Guns aren't the only weapons in the world, that's the point. There can still be significant loss of life with a knife as we saw in China, hell you could even do significant damage with a baseball/cricket bat.

Regardless, guns will still be accessible to some no matter what is done, what's stopping a hunter with a license from shooting up a public place?
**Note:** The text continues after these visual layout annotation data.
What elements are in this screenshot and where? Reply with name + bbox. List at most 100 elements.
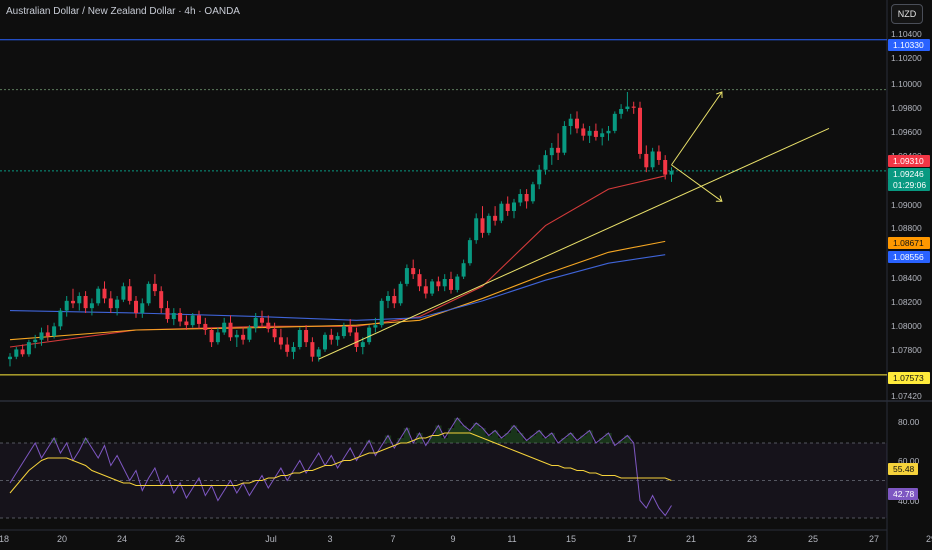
candle <box>291 342 296 360</box>
candle <box>89 298 94 316</box>
candle <box>247 325 252 343</box>
candle-body <box>524 194 529 202</box>
price-label-box <box>888 251 930 263</box>
candle <box>127 279 132 305</box>
candle-body <box>316 349 321 357</box>
candle <box>461 259 466 279</box>
candle-body <box>631 106 636 108</box>
candle-body <box>140 303 145 313</box>
price-label-box <box>888 372 930 384</box>
candle <box>669 167 674 182</box>
candle <box>341 322 346 339</box>
candle <box>64 296 69 317</box>
candle-body <box>650 151 655 168</box>
price-label-box <box>888 155 930 167</box>
trendline-0 <box>318 127 830 360</box>
candle-body <box>581 128 586 136</box>
candle-body <box>96 288 101 304</box>
candle-body <box>638 107 642 154</box>
candle-body <box>411 268 416 275</box>
candle <box>619 104 624 119</box>
candle <box>512 198 516 219</box>
candle-body <box>379 300 384 326</box>
rsi-ma-line <box>9 432 672 494</box>
candle-body <box>348 326 353 333</box>
candle <box>304 325 309 347</box>
chart-title: Australian Dollar / New Zealand Dollar ·… <box>6 6 240 17</box>
candle-body <box>272 328 277 338</box>
candle-body <box>644 153 649 168</box>
currency-button[interactable]: NZD <box>891 4 923 24</box>
candle-body <box>253 317 258 328</box>
candle-body <box>455 276 460 290</box>
candle <box>58 308 63 330</box>
candle-body <box>656 151 661 160</box>
trendline-2 <box>671 164 723 202</box>
price-label-text: 1.08556 <box>893 252 924 262</box>
candle-body <box>184 321 189 326</box>
price-label-text: 1.10330 <box>893 40 924 50</box>
candle <box>480 206 485 238</box>
candle <box>625 92 630 112</box>
price-label-text: 1.09246 <box>893 169 924 179</box>
rsi-line <box>9 417 672 517</box>
candle <box>266 315 271 333</box>
candle <box>373 317 378 333</box>
price-label-text: 1.08671 <box>893 238 924 248</box>
candle-body <box>329 334 334 340</box>
candle <box>474 213 479 244</box>
candle-body <box>266 322 271 329</box>
candle-body <box>442 279 447 287</box>
candle-body <box>134 300 138 313</box>
candle <box>348 319 353 337</box>
rsi-value-text: 42.78 <box>893 489 915 499</box>
candle <box>241 327 246 345</box>
candle-body <box>64 300 69 311</box>
candle-body <box>562 126 567 153</box>
candle-body <box>89 303 94 309</box>
time-tick-label: 18 <box>0 534 9 544</box>
price-tick-label: 1.08200 <box>891 297 922 307</box>
candle-body <box>222 322 227 333</box>
price-label-box <box>888 168 930 180</box>
candle <box>203 317 208 335</box>
candle-body <box>190 315 195 326</box>
price-tick-label: 1.09800 <box>891 103 922 113</box>
candle-body <box>20 349 25 355</box>
candle-body <box>297 330 302 347</box>
candle <box>26 339 31 357</box>
time-tick-label: 7 <box>390 534 395 544</box>
price-tick-label: 1.10400 <box>891 29 922 39</box>
candle-body <box>486 215 491 233</box>
candle <box>568 113 573 135</box>
candle-body <box>600 133 605 137</box>
rsi-overbought-fill <box>50 418 631 443</box>
candle <box>537 164 542 190</box>
candle-body <box>26 342 31 355</box>
candle <box>518 189 523 207</box>
candle-body <box>152 283 157 292</box>
trendline-arrowhead-2 <box>715 195 723 202</box>
candle <box>184 315 189 330</box>
time-tick-label: 23 <box>747 534 757 544</box>
candle-body <box>178 313 183 322</box>
candle <box>178 308 183 327</box>
candle <box>234 330 239 347</box>
candle <box>310 337 315 362</box>
candle <box>209 327 214 347</box>
price-tick-label: 1.07800 <box>891 345 922 355</box>
candle <box>52 322 57 339</box>
candle-body <box>493 215 498 221</box>
candle-body <box>102 288 107 299</box>
candle-body <box>556 147 561 153</box>
candle-body <box>360 342 365 347</box>
candle-body <box>52 326 57 337</box>
candle <box>367 325 372 345</box>
candle <box>593 123 598 141</box>
candle-body <box>304 330 309 343</box>
candle <box>297 327 302 350</box>
candle <box>77 292 82 311</box>
time-tick-label: 27 <box>869 534 879 544</box>
candle-body <box>417 274 422 287</box>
Having guns so easily accessible is definitely still a problem, but the fact remains, this incident is due to mental health issues and not solely on guns being too easily accessible.
 
If I had to choose what someone who was going to go on a rampage was armed with I'd take the knife and cricket bat every time over the automatic weapons.
Guns are just too easy to kill with and do too much damage.
 
I don't disagree with that at all.

However, the problem is, it seems people believe that putting in stricter gun laws alone will magically stop this sort of thing from happening again. That isn't the case. If someone tried hard enough, they could still get their hands on a gun. Even if they couldn't, they could still massacre a school somehow. The underlying problem is clearly the mental health of these shooters, that is what motivates them. These people aren't thinking "Oh, there's a gun in daddy's cupboard, I'd better go try it out at the school", no, they are sick people that will find a way to kill people whatever way they can.
 
There's an estimated over 240 million firearms in the hands of civilians in the US.

The reality is, there's very little chance of gun control even in the unlikely case the US government go down that route.
 
It's not going to happen no matter how much we talk about it. Lobbying groups like the NRA etc are just too powerful.

Like I said, for some reason guns are deeply ingrained in [conservative] American culture. I don't see any radical change happening for at least 50-100 years in this country. Let's just keep our fingers crossed that incidents like we had in Newton and the one in Colorado a few months ago will stay to a minimum.
 
I don't see how a few gun laws are going to stop them.
With the absence of a parallel universe where we didn't pass the laws you can't know for sure, but I certainly wouldn't consider it a coincidence,

Research published in 2010 in the American Journal of Law and Economics found that firearm homicides, in Australia, dropped 59 per cent between 1995 and 2006. There was no offsetting increase in non-firearm-related murders. Researchers at Harvard University in 2011 revealed that in the 18 years prior to the 1996 Australian laws, there were 13 gun massacres (four or more fatalities) in Australia, resulting in 102 deaths. There have been none in that category since the Port Arthur laws.

From a piece by John Howard after a previous mass shooting in the US discussing the policy outcomes we've achieved.

The laws work. They did stop them. Perhaps, some time down the track, there might be another major incident - but the perpetrator would have to go to far greater lengths to get a weapon, which means far more chances of detection and far more chances of prevention.